Standard Bank is expected to provide more detail on the targets later Thursday during its Capital Markets Day, where executives are likely to outline strategic priorities for growth, risk management and expansion in key business lines.

The lender’s guidance comes as African banks face a mixed economic landscape marked by inflation pressures, elevated interest rates in some markets, currency volatility and uneven growth prospects across the continent.

Still, Standard Bank appears to be betting that its broad geographic footprint, diversified income streams and corporate banking strength will help it sustain earnings momentum over the next three years.

The bank said its credit loss ratio — a key measure of impaired loans relative to the total loan book — is expected to remain within a medium-term target range of 70 to 100 basis points.

That guidance suggests the lender expects credit quality to remain manageable despite pressure on households and businesses in several African markets where high borrowing costs and weaker currencies have strained debt repayment capacity.

Investors will likely focus closely on whether Standard Bank can maintain loan growth and fee income expansion without a sharp deterioration in asset quality, especially as economic conditions remain uncertain in parts of sub-Saharan Africa.

The lender has long positioned itself as a major financial intermediary for trade, infrastructure and corporate finance on the continent, and analysts are expected to look for updates on how it plans to deepen that role amid rising demand for cross-border financing and digital banking services.

Its medium-term targets may also be read as a sign of management confidence in the resilience of African financial markets despite global headwinds.

Banks across the continent have in recent years benefited from higher interest rates, which have boosted net interest income, but they have also had to contend with rising impairment charges, regulatory costs and tighter consumer spending.

For Standard Bank, which has operations in around 20 African countries as well as international links through strategic partnerships, maintaining profitability while managing risk remains central to investor confidence.

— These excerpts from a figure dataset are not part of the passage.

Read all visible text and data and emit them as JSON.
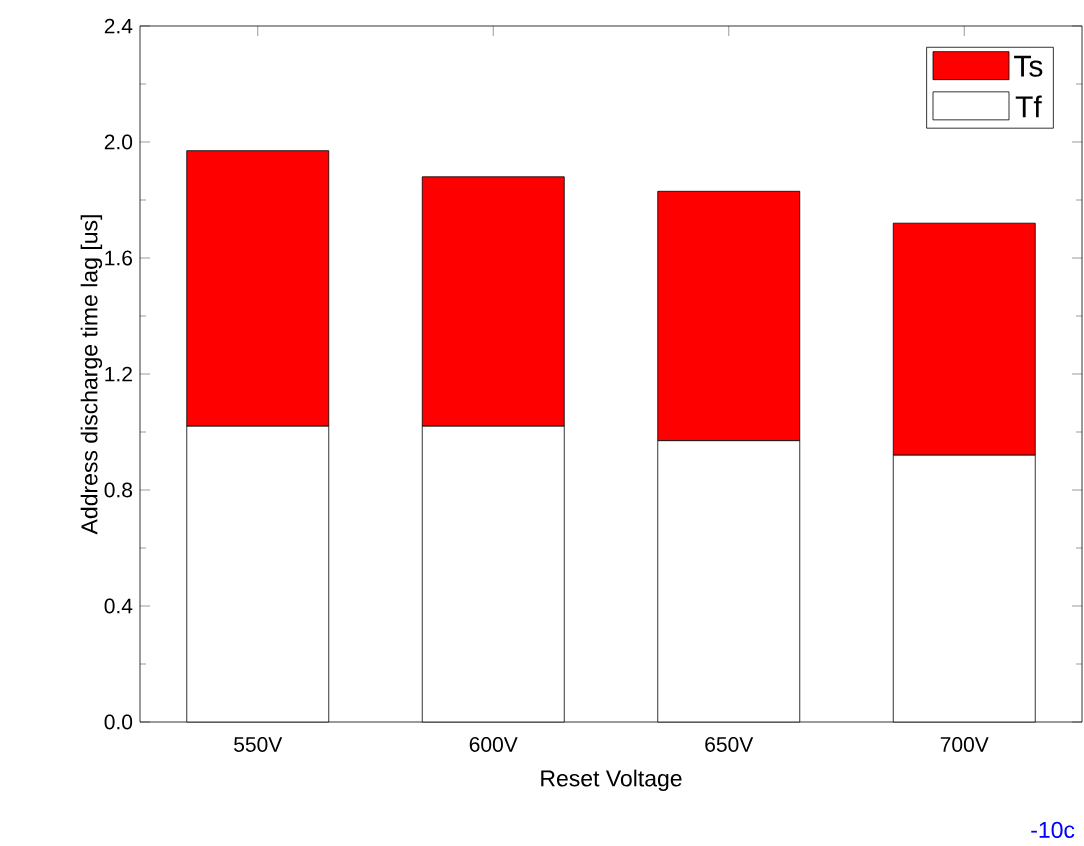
{
  "chart_data": {
    "type": "bar",
    "stacked": true,
    "xlabel": "Reset Voltage",
    "ylabel": "Address discharge time lag [us]",
    "categories": [
      "550V",
      "600V",
      "650V",
      "700V"
    ],
    "series": [
      {
        "name": "Tf",
        "color": "#ffffff",
        "values": [
          1.02,
          1.02,
          0.97,
          0.92
        ]
      },
      {
        "name": "Ts",
        "color": "#ff0000",
        "values": [
          0.95,
          0.86,
          0.86,
          0.8
        ]
      }
    ],
    "ylim": [
      0,
      2.4
    ],
    "yticks": [
      {
        "value": 0,
        "label": "0.0"
      },
      {
        "value": 0.4,
        "label": "0.4"
      },
      {
        "value": 0.8,
        "label": "0.8"
      },
      {
        "value": 1.2,
        "label": "1.2"
      },
      {
        "value": 1.6,
        "label": "1.6"
      },
      {
        "value": 2.0,
        "label": "2.0"
      },
      {
        "value": 2.4,
        "label": "2.4"
      }
    ],
    "legend": "top right",
    "grid": false,
    "annotations": [
      "-10c"
    ]
  }
}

The return on equity target of 18 to 22 percent is particularly significant, as it underscores the bank’s intention to continue generating strong shareholder returns in an environment where capital discipline is increasingly scrutinised.

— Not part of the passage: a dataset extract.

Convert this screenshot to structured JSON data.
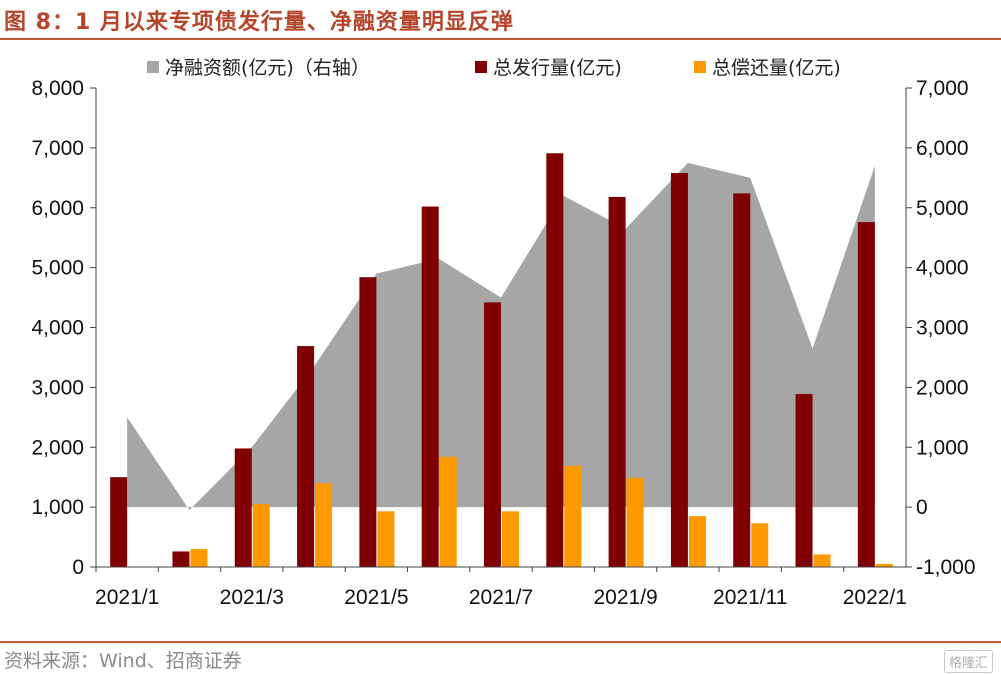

Likewise, the decision to maintain the dividend payout range of 45 to 60 percent is likely to be welcomed by shareholders seeking reliable income from one of Africa’s largest listed financial institutions.

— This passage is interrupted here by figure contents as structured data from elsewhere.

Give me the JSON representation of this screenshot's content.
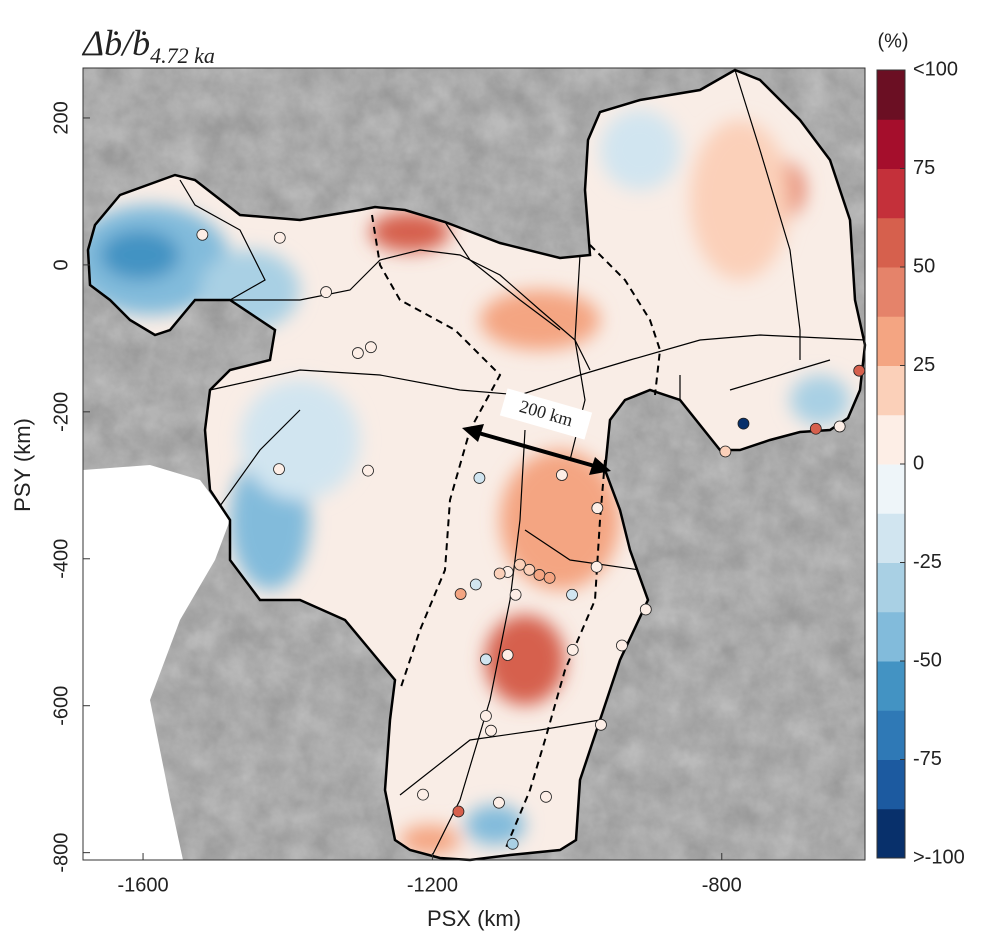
{
  "chart_data": {
    "type": "map",
    "title": "Δḃ/ḃ",
    "title_subscript": "4.72 ka",
    "x_label": "PSX (km)",
    "y_label": "PSY (km)",
    "xlim": [
      -1683,
      -602
    ],
    "ylim": [
      -810,
      268
    ],
    "xticks": [
      -1600,
      -1200,
      -800
    ],
    "yticks": [
      200,
      0,
      -200,
      -400,
      -600,
      -800
    ],
    "scale_bar": {
      "label": "200 km"
    },
    "colorbar": {
      "label": "(%)",
      "lim": [
        -100,
        100
      ],
      "ticks": [
        {
          "value": 100,
          "label": "<100"
        },
        75,
        50,
        25,
        0,
        -25,
        -50,
        -75,
        {
          "value": -100,
          "label": ">-100"
        }
      ],
      "colors": [
        "#08306b",
        "#1c5aa0",
        "#2f79b6",
        "#4393c3",
        "#82bbdb",
        "#a9d0e4",
        "#d1e5f0",
        "#eef5f9",
        "#fdeee6",
        "#fbd0b9",
        "#f4a582",
        "#e5836a",
        "#d6604d",
        "#c4303a",
        "#a50e2c",
        "#6b0f23"
      ]
    },
    "points": {
      "x": [
        -1518,
        -1411,
        -1347,
        -1303,
        -1285,
        -1412,
        -1289,
        -1135,
        -1021,
        -972,
        -973,
        -1140,
        -1161,
        -1085,
        -1007,
        -905,
        -1096,
        -1126,
        -1006,
        -938,
        -1126,
        -1119,
        -967,
        -1213,
        -1164,
        -1108,
        -1043,
        -1089,
        -795,
        -770,
        -670,
        -637,
        -610,
        -1096,
        -1079,
        -1066,
        -1052,
        -1038,
        -1107
      ],
      "y": [
        41,
        37,
        -37,
        -120,
        -112,
        -278,
        -280,
        -290,
        -286,
        -331,
        -411,
        -435,
        -448,
        -449,
        -449,
        -469,
        -531,
        -537,
        -524,
        -518,
        -614,
        -634,
        -626,
        -721,
        -744,
        -732,
        -724,
        -788,
        -254,
        -216,
        -223,
        -220,
        -144,
        -418,
        -408,
        -415,
        -422,
        -426,
        -420
      ],
      "values": [
        0,
        5,
        5,
        0,
        0,
        0,
        5,
        -15,
        10,
        5,
        5,
        -15,
        30,
        10,
        -15,
        10,
        5,
        -15,
        10,
        5,
        10,
        10,
        5,
        5,
        50,
        5,
        5,
        -30,
        15,
        -100,
        60,
        5,
        55,
        10,
        15,
        20,
        25,
        25,
        20
      ]
    }
  }
}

The market will also be watching for any indication of how Standard Bank intends to balance shareholder returns with investments in technology, compliance, and expansion into higher-growth sectors such as payments, digital retail banking and sustainable finance.

Like many major lenders, Standard Bank has been investing heavily in digital transformation as customer expectations shift and competition intensifies from fintech firms and mobile-based financial service providers.

Its updated outlook suggests the group believes those investments, alongside its scale and regional reach, will continue to support earnings growth even if macroeconomic conditions remain uneven.

As Africa’s largest bank by assets, Standard Bank’s targets are often seen as a bellwether for broader sentiment in the region’s banking industry.

Thursday’s guidance is therefore likely to be closely watched not only by investors, but also by policymakers and analysts seeking clues on how one of the continent’s most influential financial institutions sees the road ahead.